Sum the trace window over time to estimate per-layer expert demand.
Fill the base slots with a deterministic placement so every logical expert is covered.
Sort experts by load in each layer.
Use the redundant slot on each device for one of the hottest experts.
Request redeployment for every layer in layer order.

This baseline can reduce PAR when hot experts are persistent, but it can also move many slots because it always returns change=True.

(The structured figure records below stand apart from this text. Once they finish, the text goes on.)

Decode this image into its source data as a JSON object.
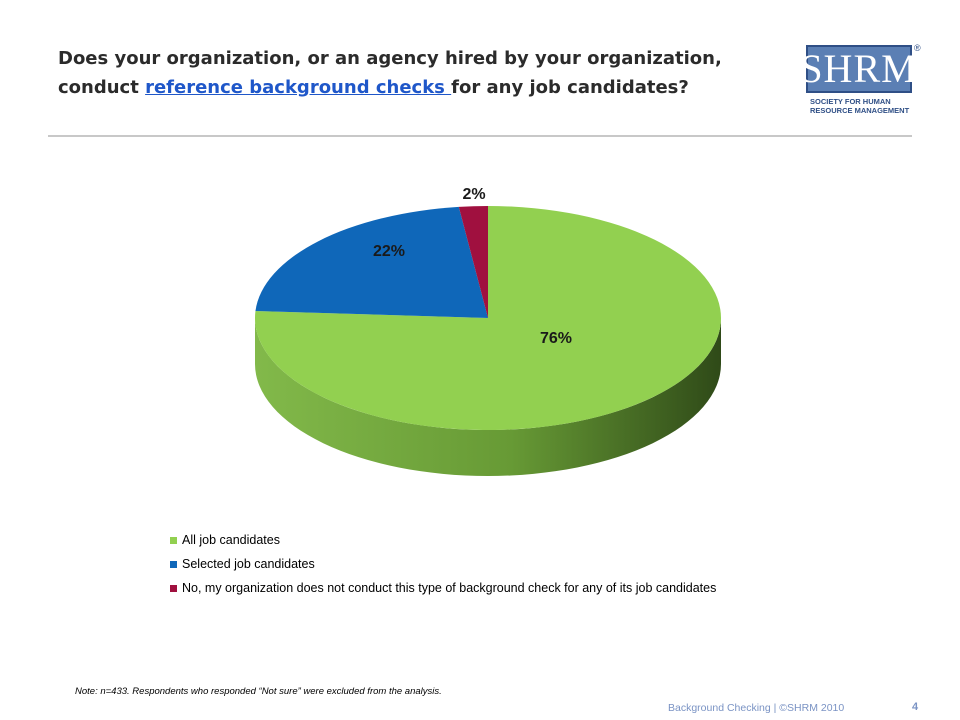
{
  "header": {
    "title_part1": "Does your organization, or an agency hired by your organization, conduct ",
    "title_link": "reference background checks ",
    "title_part2": "for any job candidates?"
  },
  "logo": {
    "text": "SHRM",
    "registered": "®",
    "subtitle": "Society for Human Resource Management"
  },
  "chart_data": {
    "type": "pie",
    "style": "3d",
    "labels": [
      "All job candidates",
      "Selected job candidates",
      "No, my organization does not conduct this type of background check for any of its job candidates"
    ],
    "values": [
      76,
      22,
      2
    ],
    "value_labels": [
      "76%",
      "22%",
      "2%"
    ],
    "colors": [
      "#92d050",
      "#0f67b9",
      "#a0103f"
    ],
    "legend_position": "bottom"
  },
  "note": "Note: n=433. Respondents who responded “Not sure” were excluded from the analysis.",
  "footer": {
    "text": "Background Checking | ©SHRM 2010",
    "page": "4"
  }
}
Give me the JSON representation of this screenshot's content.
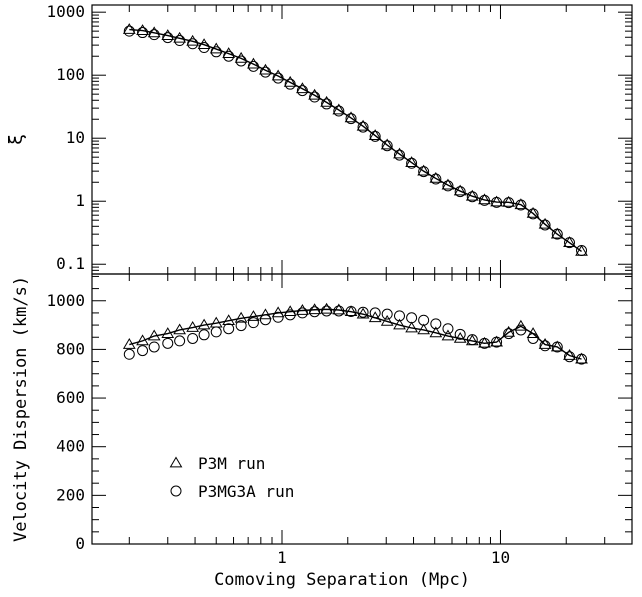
{
  "chart_data": [
    {
      "type": "line",
      "panel": "top",
      "ylabel": "ξ",
      "xscale": "log",
      "yscale": "log",
      "xlim": [
        0.135,
        40
      ],
      "ylim": [
        0.07,
        1300
      ],
      "yticks": [
        {
          "value": 0.1,
          "label": "0.1"
        },
        {
          "value": 1,
          "label": "1"
        },
        {
          "value": 10,
          "label": "10"
        },
        {
          "value": 100,
          "label": "100"
        },
        {
          "value": 1000,
          "label": "1000"
        }
      ],
      "grid": false,
      "series": [
        {
          "name": "P3M run",
          "marker": "triangle",
          "x": [
            0.2,
            0.23,
            0.26,
            0.3,
            0.34,
            0.39,
            0.44,
            0.5,
            0.57,
            0.65,
            0.74,
            0.84,
            0.96,
            1.09,
            1.24,
            1.41,
            1.6,
            1.82,
            2.07,
            2.35,
            2.67,
            3.03,
            3.45,
            3.92,
            4.45,
            5.06,
            5.75,
            6.54,
            7.43,
            8.45,
            9.6,
            10.9,
            12.4,
            14.1,
            16.0,
            18.2,
            20.7,
            23.5
          ],
          "y": [
            530,
            510,
            470,
            425,
            385,
            345,
            305,
            260,
            220,
            185,
            150,
            120,
            97,
            77,
            61,
            48,
            37,
            28,
            21,
            15.5,
            11,
            7.8,
            5.6,
            4.1,
            3.0,
            2.3,
            1.8,
            1.45,
            1.2,
            1.05,
            0.97,
            0.96,
            0.88,
            0.64,
            0.43,
            0.3,
            0.22,
            0.16
          ]
        },
        {
          "name": "P3MG3A run",
          "marker": "circle",
          "x": [
            0.2,
            0.23,
            0.26,
            0.3,
            0.34,
            0.39,
            0.44,
            0.5,
            0.57,
            0.65,
            0.74,
            0.84,
            0.96,
            1.09,
            1.24,
            1.41,
            1.6,
            1.82,
            2.07,
            2.35,
            2.67,
            3.03,
            3.45,
            3.92,
            4.45,
            5.06,
            5.75,
            6.54,
            7.43,
            8.45,
            9.6,
            10.9,
            12.4,
            14.1,
            16.0,
            18.2,
            20.7,
            23.5
          ],
          "y": [
            500,
            475,
            440,
            395,
            355,
            315,
            275,
            235,
            200,
            168,
            138,
            112,
            90,
            72,
            57,
            45,
            35,
            27,
            20.5,
            15,
            10.7,
            7.6,
            5.4,
            4.0,
            2.95,
            2.25,
            1.75,
            1.42,
            1.18,
            1.03,
            0.96,
            0.95,
            0.87,
            0.63,
            0.42,
            0.3,
            0.22,
            0.165
          ]
        }
      ]
    },
    {
      "type": "line",
      "panel": "bottom",
      "xlabel": "Comoving Separation (Mpc)",
      "ylabel": "Velocity Dispersion (km/s)",
      "xscale": "log",
      "yscale": "linear",
      "xlim": [
        0.135,
        40
      ],
      "ylim": [
        0,
        1110
      ],
      "xticks": [
        {
          "value": 1,
          "label": "1"
        },
        {
          "value": 10,
          "label": "10"
        }
      ],
      "yticks": [
        {
          "value": 0,
          "label": "0"
        },
        {
          "value": 200,
          "label": "200"
        },
        {
          "value": 400,
          "label": "400"
        },
        {
          "value": 600,
          "label": "600"
        },
        {
          "value": 800,
          "label": "800"
        },
        {
          "value": 1000,
          "label": "1000"
        }
      ],
      "grid": false,
      "legend_position": "bottom-left",
      "series": [
        {
          "name": "P3M run",
          "marker": "triangle",
          "x": [
            0.2,
            0.23,
            0.26,
            0.3,
            0.34,
            0.39,
            0.44,
            0.5,
            0.57,
            0.65,
            0.74,
            0.84,
            0.96,
            1.09,
            1.24,
            1.41,
            1.6,
            1.82,
            2.07,
            2.35,
            2.67,
            3.03,
            3.45,
            3.92,
            4.45,
            5.06,
            5.75,
            6.54,
            7.43,
            8.45,
            9.6,
            10.9,
            12.4,
            14.1,
            16.0,
            18.2,
            20.7,
            23.5
          ],
          "y": [
            820,
            835,
            855,
            865,
            880,
            890,
            900,
            908,
            918,
            928,
            935,
            942,
            950,
            955,
            960,
            963,
            965,
            962,
            955,
            945,
            930,
            915,
            900,
            888,
            880,
            868,
            855,
            845,
            835,
            825,
            830,
            870,
            895,
            865,
            820,
            810,
            775,
            760
          ]
        },
        {
          "name": "P3MG3A run",
          "marker": "circle",
          "x": [
            0.2,
            0.23,
            0.26,
            0.3,
            0.34,
            0.39,
            0.44,
            0.5,
            0.57,
            0.65,
            0.74,
            0.84,
            0.96,
            1.09,
            1.24,
            1.41,
            1.6,
            1.82,
            2.07,
            2.35,
            2.67,
            3.03,
            3.45,
            3.92,
            4.45,
            5.06,
            5.75,
            6.54,
            7.43,
            8.45,
            9.6,
            10.9,
            12.4,
            14.1,
            16.0,
            18.2,
            20.7,
            23.5
          ],
          "y": [
            780,
            795,
            810,
            825,
            835,
            845,
            860,
            872,
            885,
            898,
            910,
            922,
            932,
            942,
            950,
            955,
            958,
            958,
            956,
            953,
            950,
            945,
            938,
            930,
            920,
            905,
            885,
            862,
            840,
            825,
            830,
            865,
            880,
            845,
            815,
            810,
            770,
            760
          ]
        }
      ]
    }
  ]
}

DeepSeek EPLB Walkthrough

DeepSeek EPLB is a placement algorithm for replicated experts. The simulator copy exposes the entry point:

phy2log, log2phy, logcnt = rebalance_experts(
    weight,
    num_replicas,
    num_groups,
    num_nodes,
    num_gpus,
    enable_hierarchical,
)

The key internal stages are:

Convert recent token or hotness statistics into per-layer expert weights.
Optionally group logical experts and pack those groups across nodes.
Replicate hot logical experts by repeatedly assigning extra physical slots to the current largest weight / replica_count.
Pack the resulting physical experts onto GPUs so each GPU receives the same number of experts and similar estimated load.
Return physical-to-logical and logical-to-physical maps, plus the replica count per logical expert.

The core replication step is:

for i in range(num_log, num_phy):
    redundant_indices = (weight / logcnt).max(dim=-1).indices
    phy2log[:, i] = redundant_indices
    rank[:, i] = logcnt[arangen, redundant_indices]
    logcnt[arangen, redundant_indices] += 1

The expression weight / logcnt estimates the load each replica would carry. Adding the next replica to the largest value greedily reduces the highest per-replica pressure.

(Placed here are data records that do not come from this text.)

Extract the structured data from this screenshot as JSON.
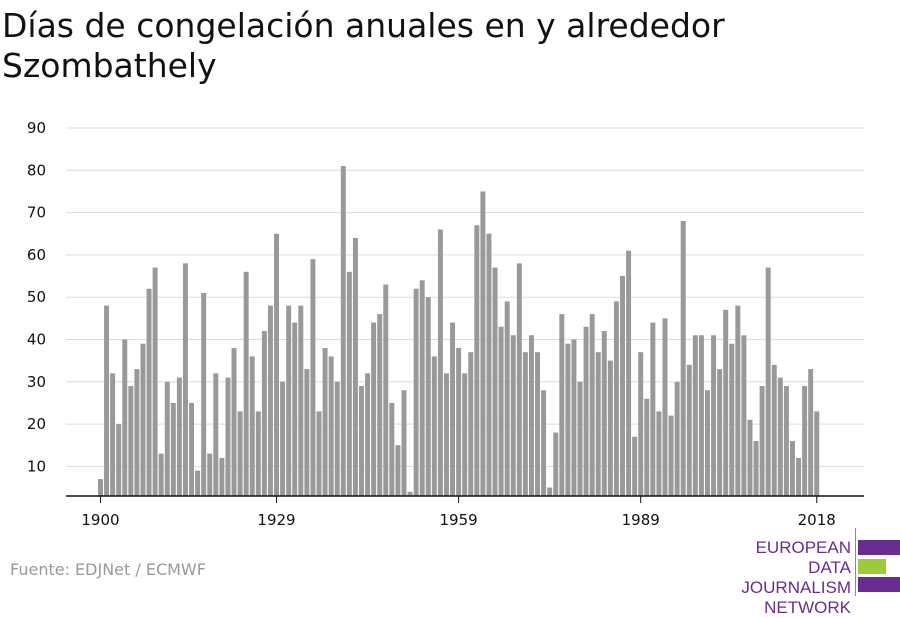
{
  "title": "Días de congelación anuales en y alrededor Szombathely",
  "source": "Fuente: EDJNet / ECMWF",
  "logo": {
    "line1": "EUROPEAN",
    "line2": "DATA JOURNALISM",
    "line3": "NETWORK",
    "colors": {
      "purple": "#6b2c91",
      "green": "#9bcb3b"
    }
  },
  "colors": {
    "bar": "#999999",
    "grid": "#dddddd",
    "axis": "#111111",
    "text": "#111111"
  },
  "chart_data": {
    "type": "bar",
    "title": "Días de congelación anuales en y alrededor Szombathely",
    "xlabel": "",
    "ylabel": "",
    "ylim": [
      3,
      90
    ],
    "yticks": [
      10,
      20,
      30,
      40,
      50,
      60,
      70,
      80,
      90
    ],
    "xticks": [
      "1900",
      "1929",
      "1959",
      "1989",
      "2018"
    ],
    "grid": true,
    "x": [
      1900,
      1901,
      1902,
      1903,
      1904,
      1905,
      1906,
      1907,
      1908,
      1909,
      1910,
      1911,
      1912,
      1913,
      1914,
      1915,
      1916,
      1917,
      1918,
      1919,
      1920,
      1921,
      1922,
      1923,
      1924,
      1925,
      1926,
      1927,
      1928,
      1929,
      1930,
      1931,
      1932,
      1933,
      1934,
      1935,
      1936,
      1937,
      1938,
      1939,
      1940,
      1941,
      1942,
      1943,
      1944,
      1945,
      1946,
      1947,
      1948,
      1949,
      1950,
      1951,
      1952,
      1953,
      1954,
      1955,
      1956,
      1957,
      1958,
      1959,
      1960,
      1961,
      1962,
      1963,
      1964,
      1965,
      1966,
      1967,
      1968,
      1969,
      1970,
      1971,
      1972,
      1973,
      1974,
      1975,
      1976,
      1977,
      1978,
      1979,
      1980,
      1981,
      1982,
      1983,
      1984,
      1985,
      1986,
      1987,
      1988,
      1989,
      1990,
      1991,
      1992,
      1993,
      1994,
      1995,
      1996,
      1997,
      1998,
      1999,
      2000,
      2001,
      2002,
      2003,
      2004,
      2005,
      2006,
      2007,
      2008,
      2009,
      2010,
      2011,
      2012,
      2013,
      2014,
      2015,
      2016,
      2017,
      2018,
      2019
    ],
    "values": [
      7,
      48,
      32,
      20,
      40,
      29,
      33,
      39,
      52,
      57,
      13,
      30,
      25,
      31,
      58,
      25,
      9,
      51,
      13,
      32,
      12,
      31,
      38,
      23,
      56,
      36,
      23,
      42,
      48,
      65,
      30,
      48,
      44,
      48,
      33,
      59,
      23,
      38,
      36,
      30,
      81,
      56,
      64,
      29,
      32,
      44,
      46,
      53,
      25,
      15,
      28,
      4,
      52,
      54,
      50,
      36,
      66,
      32,
      44,
      38,
      32,
      37,
      67,
      75,
      65,
      57,
      43,
      49,
      41,
      58,
      37,
      41,
      37,
      28,
      5,
      18,
      46,
      39,
      40,
      30,
      43,
      46,
      37,
      42,
      35,
      49,
      55,
      61,
      17,
      37,
      26,
      44,
      23,
      45,
      22,
      30,
      68,
      34,
      41,
      41,
      28,
      41,
      33,
      47,
      39,
      48,
      41,
      21,
      16,
      29,
      57,
      34,
      31,
      29,
      16,
      12,
      29,
      33,
      23,
      null
    ]
  }
}
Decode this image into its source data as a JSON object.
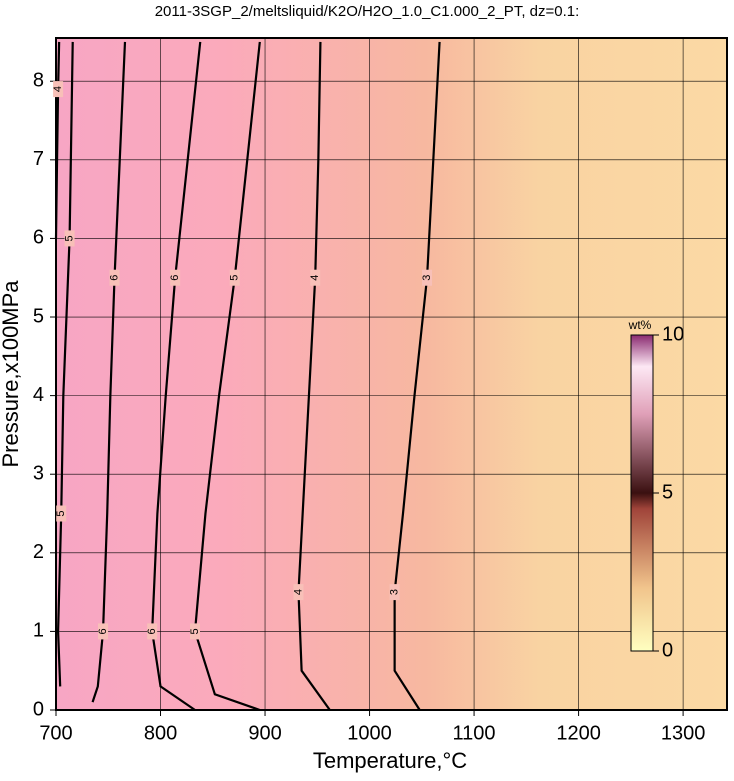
{
  "chart_data": {
    "type": "contour",
    "title": "2011-3SGP_2/meltsliquid/K2O/H2O_1.0_C1.000_2_PT, dz=0.1:",
    "x_label": "Temperature,°C",
    "y_label": "Pressure,x100MPa",
    "xlim": [
      700,
      1342
    ],
    "ylim": [
      0,
      8.55
    ],
    "xticks": [
      700,
      800,
      900,
      1000,
      1100,
      1200,
      1300
    ],
    "yticks": [
      0,
      1,
      2,
      3,
      4,
      5,
      6,
      7,
      8
    ],
    "grid": true,
    "contours": [
      {
        "level": 5,
        "x": [
          704,
          702,
          705,
          707,
          710,
          713,
          716
        ],
        "y": [
          0.3,
          1.0,
          2.5,
          4.0,
          5.0,
          6.0,
          8.5
        ]
      },
      {
        "level": 4,
        "x": [
          700,
          701,
          702,
          703
        ],
        "y": [
          6.0,
          7.0,
          7.9,
          8.5
        ]
      },
      {
        "level": 6,
        "x": [
          735,
          740,
          745,
          749,
          752,
          756,
          761,
          766
        ],
        "y": [
          0.1,
          0.3,
          1.0,
          2.5,
          4.0,
          5.5,
          7.0,
          8.5
        ]
      },
      {
        "level": 6,
        "x": [
          833,
          800,
          792,
          797,
          805,
          814,
          826,
          838
        ],
        "y": [
          0.0,
          0.3,
          1.0,
          2.5,
          4.0,
          5.5,
          7.0,
          8.5
        ]
      },
      {
        "level": 5,
        "x": [
          895,
          852,
          833,
          843,
          856,
          871,
          883,
          895
        ],
        "y": [
          0.0,
          0.2,
          1.0,
          2.5,
          4.0,
          5.5,
          7.0,
          8.5
        ]
      },
      {
        "level": 4,
        "x": [
          962,
          935,
          932,
          936,
          942,
          948,
          951,
          953
        ],
        "y": [
          0.0,
          0.5,
          1.5,
          2.5,
          4.0,
          5.5,
          7.0,
          8.5
        ]
      },
      {
        "level": 3,
        "x": [
          1048,
          1024,
          1024,
          1032,
          1043,
          1055,
          1061,
          1067
        ],
        "y": [
          0.0,
          0.5,
          1.5,
          2.5,
          4.0,
          5.5,
          7.0,
          8.5
        ]
      }
    ],
    "colorbar": {
      "label": "wt%",
      "lim": [
        0,
        10
      ],
      "ticks": [
        0,
        5,
        10
      ]
    }
  }
}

The balanced packing step then sorts objects by weight and repeatedly places the next heaviest object into the least-loaded pack that still has capacity:

for group in indices[i]:
    pack = min(
        (i for i in range(num_packs) if pack_items[i] < groups_per_pack),
        key=pack_weights.__getitem__,
    )
    pack_index[i, group] = pack
    rank_in_pack[i, group] = pack_items[pack]
    pack_weights[pack] += weight[i, group]
    pack_items[pack] += 1

In competition terms, DeepSeek EPLB is the baseline to beat: a strong submission should improve modeled runtime by lowering PAR enough to justify any additional expert movement.